Trail Time – Events and Phenology on the Gunflint Trail

It’s definitely fall on the Gunflint Trail. Many aspen and birch have lost their leaves, and the weather is cool and damp. Unlike spring, with its gradual unfolding, autumn loveliness arrives quickly. Two days ago day I saw the limbs of a birch tree covered in shimmering yellow leaves, reaching toward the clear blue sky; the next morning almost all the leaves were lying on the ground, like a puddle of gold, like a slender dancer had just let her silk dress drop to her feet. The whole of last week was magical, with the warm sun sparkling on water and gauzy little fairy-like bugs floating around in the air. At first I mistook these incredibly tiny insects for gnats or ash, but I managed to catch a few – very gently, for they were so easy to squash – and looked them up online using the search term “tiny blue insects with fuzzy butts.” I got answers immediately. They were woolly aphids. It seems there are as many kinds of woolly aphids as there are trees, with at least 15 different kinds in Minnesota, and some sources said that there are probably more. The adult woolly aphid sucks tree sap and produces a waxy white covering that looks like minute downy feathers. I had never seen them before. I wonder if it was the unseasonable warm weather which brought them out. For a few days, whenever the weather warmed, you could see these little fairy bugs floating by, wafted by the breeze.

Last week was unusually warm for October, and Lars and I took good advantage of the fine weather by driving down some dirt roads we hadn’t explored before. We had a canoe on top of the car, lunch, paddles and life jackets packed and even a thermos of hot tea along. It felt so civilized. Lars and I had spent the evening before comparing maps and negotiating where to explore. We meant to leave early the next morning, but with one thing and another we didn’t get on the water until 9. It was early enough for mist to still be floating above the water with the morning sun shining through. The day was sunny and nearly windless, and our first stop was a favorite lake for a quiet farewell paddle. It was a lovely way to say goodbye until next spring. There was one other canoe on the water, and we quickly lost sight of them. We saw and heard many kingfishers, darting across the water and swooping up into nearby snags and fir trees. A few times we saw them hover before diving headlong into the water to catch fish. These birds have such unusual proportions, with a head that seems outsized to its body, long stout beaks and very short legs. Everything about them seems direct and no-nonsense except for those wild shaggy feathers on their heads that look like punk hairdos. They are such a gorgeous shade of blue, with white necks and bellies and black markings around their eyes. The female has an additional rusty band of feathers across her chest, like a too-tight waistcoat. They nest mostly in dirt banks after digging a tunnel that can range from 3 to 6 feet long. They lay 6-7 eggs, with both male and female sharing incubation and feeding. The Belted Kingfisher is the only one which summers this far north.

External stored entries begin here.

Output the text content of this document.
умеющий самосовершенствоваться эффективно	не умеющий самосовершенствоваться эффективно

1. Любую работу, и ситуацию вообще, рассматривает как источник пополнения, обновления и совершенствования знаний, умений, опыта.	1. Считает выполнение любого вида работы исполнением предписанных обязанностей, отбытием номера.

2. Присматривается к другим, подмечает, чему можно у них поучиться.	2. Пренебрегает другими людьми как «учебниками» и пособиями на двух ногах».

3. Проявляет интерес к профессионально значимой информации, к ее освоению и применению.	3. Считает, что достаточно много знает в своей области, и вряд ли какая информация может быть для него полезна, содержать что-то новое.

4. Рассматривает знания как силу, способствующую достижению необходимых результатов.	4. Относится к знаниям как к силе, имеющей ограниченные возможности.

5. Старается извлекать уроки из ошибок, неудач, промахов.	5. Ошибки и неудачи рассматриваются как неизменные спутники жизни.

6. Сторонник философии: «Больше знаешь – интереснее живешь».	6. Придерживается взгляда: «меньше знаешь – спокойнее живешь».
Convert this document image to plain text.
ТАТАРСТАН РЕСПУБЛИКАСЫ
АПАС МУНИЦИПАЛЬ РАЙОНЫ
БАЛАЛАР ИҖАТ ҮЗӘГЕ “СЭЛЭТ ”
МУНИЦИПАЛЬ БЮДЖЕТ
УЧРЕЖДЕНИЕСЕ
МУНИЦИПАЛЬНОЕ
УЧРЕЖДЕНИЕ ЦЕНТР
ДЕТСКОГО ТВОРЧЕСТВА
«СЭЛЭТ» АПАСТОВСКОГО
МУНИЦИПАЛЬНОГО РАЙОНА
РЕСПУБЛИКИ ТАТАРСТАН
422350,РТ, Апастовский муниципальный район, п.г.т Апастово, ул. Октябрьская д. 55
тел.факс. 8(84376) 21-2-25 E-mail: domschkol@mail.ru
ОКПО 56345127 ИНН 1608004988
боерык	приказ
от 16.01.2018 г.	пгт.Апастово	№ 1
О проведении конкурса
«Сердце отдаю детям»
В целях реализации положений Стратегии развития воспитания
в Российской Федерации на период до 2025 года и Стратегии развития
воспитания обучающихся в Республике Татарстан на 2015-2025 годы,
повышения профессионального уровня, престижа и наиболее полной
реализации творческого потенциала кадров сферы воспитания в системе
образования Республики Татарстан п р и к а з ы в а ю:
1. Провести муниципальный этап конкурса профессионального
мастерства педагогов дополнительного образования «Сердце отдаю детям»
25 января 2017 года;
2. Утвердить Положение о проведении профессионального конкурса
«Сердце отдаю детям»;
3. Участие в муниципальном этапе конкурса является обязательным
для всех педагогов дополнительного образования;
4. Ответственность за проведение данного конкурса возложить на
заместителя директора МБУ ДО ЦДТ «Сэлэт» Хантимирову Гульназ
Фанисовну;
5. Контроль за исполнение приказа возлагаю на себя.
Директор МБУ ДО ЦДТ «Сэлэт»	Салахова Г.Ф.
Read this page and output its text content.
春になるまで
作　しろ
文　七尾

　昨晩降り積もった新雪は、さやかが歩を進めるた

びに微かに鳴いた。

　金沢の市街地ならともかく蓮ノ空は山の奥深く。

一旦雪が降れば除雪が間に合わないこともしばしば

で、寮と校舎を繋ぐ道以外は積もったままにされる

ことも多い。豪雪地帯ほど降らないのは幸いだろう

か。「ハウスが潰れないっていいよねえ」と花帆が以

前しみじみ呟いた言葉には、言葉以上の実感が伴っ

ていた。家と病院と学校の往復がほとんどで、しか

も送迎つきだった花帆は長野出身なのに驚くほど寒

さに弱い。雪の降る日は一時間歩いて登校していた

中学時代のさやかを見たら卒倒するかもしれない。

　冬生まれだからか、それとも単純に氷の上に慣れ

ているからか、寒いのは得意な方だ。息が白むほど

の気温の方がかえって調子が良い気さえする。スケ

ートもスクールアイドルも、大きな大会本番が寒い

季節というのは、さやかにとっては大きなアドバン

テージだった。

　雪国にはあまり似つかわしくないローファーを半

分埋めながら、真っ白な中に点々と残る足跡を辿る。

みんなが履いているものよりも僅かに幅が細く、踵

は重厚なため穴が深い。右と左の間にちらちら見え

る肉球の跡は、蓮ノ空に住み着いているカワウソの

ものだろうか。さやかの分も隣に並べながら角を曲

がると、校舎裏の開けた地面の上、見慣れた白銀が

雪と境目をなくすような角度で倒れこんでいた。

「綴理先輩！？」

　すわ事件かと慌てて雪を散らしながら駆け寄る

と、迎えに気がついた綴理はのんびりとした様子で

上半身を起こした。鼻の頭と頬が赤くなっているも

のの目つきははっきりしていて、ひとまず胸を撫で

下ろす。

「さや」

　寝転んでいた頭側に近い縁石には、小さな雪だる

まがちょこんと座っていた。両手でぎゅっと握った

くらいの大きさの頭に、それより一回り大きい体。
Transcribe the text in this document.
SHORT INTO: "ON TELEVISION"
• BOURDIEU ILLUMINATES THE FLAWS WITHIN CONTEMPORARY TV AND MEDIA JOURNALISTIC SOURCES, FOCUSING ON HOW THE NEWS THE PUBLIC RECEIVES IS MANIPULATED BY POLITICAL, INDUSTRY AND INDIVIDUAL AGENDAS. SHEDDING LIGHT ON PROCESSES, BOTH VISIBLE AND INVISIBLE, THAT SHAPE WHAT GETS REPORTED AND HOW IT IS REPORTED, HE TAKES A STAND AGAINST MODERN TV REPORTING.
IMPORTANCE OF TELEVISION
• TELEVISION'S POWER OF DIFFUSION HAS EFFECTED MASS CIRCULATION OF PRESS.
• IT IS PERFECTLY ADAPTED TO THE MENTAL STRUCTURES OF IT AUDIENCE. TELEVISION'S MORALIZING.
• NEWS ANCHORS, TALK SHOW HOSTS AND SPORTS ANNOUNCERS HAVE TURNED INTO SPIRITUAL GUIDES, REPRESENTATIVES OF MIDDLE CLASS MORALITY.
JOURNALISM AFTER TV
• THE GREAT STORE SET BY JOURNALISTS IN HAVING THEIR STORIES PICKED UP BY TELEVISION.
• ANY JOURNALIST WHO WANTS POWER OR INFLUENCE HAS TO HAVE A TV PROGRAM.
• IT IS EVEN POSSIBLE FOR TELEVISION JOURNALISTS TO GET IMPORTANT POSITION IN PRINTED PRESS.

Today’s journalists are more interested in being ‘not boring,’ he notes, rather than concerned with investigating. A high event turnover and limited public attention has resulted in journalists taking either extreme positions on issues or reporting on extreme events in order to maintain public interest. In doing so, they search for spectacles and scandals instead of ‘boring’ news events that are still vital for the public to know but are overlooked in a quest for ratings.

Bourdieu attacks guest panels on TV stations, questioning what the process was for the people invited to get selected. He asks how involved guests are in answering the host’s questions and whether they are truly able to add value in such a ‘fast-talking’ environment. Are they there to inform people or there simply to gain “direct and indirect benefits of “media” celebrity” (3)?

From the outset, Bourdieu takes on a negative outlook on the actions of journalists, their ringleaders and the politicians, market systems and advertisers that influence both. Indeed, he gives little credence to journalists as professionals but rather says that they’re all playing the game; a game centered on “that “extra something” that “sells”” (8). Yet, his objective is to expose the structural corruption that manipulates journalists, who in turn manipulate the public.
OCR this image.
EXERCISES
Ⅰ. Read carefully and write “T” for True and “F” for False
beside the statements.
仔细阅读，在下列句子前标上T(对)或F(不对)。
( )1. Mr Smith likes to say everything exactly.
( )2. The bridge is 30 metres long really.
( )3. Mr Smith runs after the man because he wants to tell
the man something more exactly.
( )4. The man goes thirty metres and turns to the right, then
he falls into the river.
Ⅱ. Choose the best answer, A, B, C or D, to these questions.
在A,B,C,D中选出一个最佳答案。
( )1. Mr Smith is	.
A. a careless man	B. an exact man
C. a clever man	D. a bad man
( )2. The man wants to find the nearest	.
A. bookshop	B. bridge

I had a front-row seat to a Battle Royale between two kingfishers a couple summers ago. I was sitting in a second story balcony and they went round and round the building chasing each other and chittering that distinctive call. They were flying so fast and calling so loudly! I’m not sure if it was a mating ritual or warfare, but they looked like they meant business, whatever their intentions, and they were moving too fast for me to distinguish between male and female. Kingfishers must be late migrators for us to see so many of them in October. They fly south to spend the winter on open water. I always love spotting them.

Lars and I said good-bye to the kingfishers at that first lake and paddled back to the landing, then headed down the Gunflint Trail to find a new lake – one that had intrigued us during our map reading of the night before. We headed south of the Trail, went down a dirt road and found the entry point. After we filled out a day pass, we made an easy portage to the next lake. Once more, we had the place mostly to ourselves, paddling quietly down the shore, heading to anything that sparked our interest. I saw what looked like a small raft of reeds and dry grasses and paddled over to investigate and noticed a brown furry body in motion. I thought it was an otter, but as I got closer I saw a naked tail — there was a pile of two or three muskrats sitting on top of this raft. One of them looked up, wrinkled his nose at us and then they all slipped into the water. Maybe they were building a house, getting ready for winter. It was a gorgeous day of paddling and nature watching to end this canoe season.

This is the end of the season for Chik Wauk Museum and Nature Center as well. This weekend is your last chance to hike the trails, gaze at the moose pond, view the exhibits in the museum, or shop in the gift shop. Sunday is their last day for this year, and it is predicted to be a sunny day. If you’re lucky, maybe you’ll see a moose!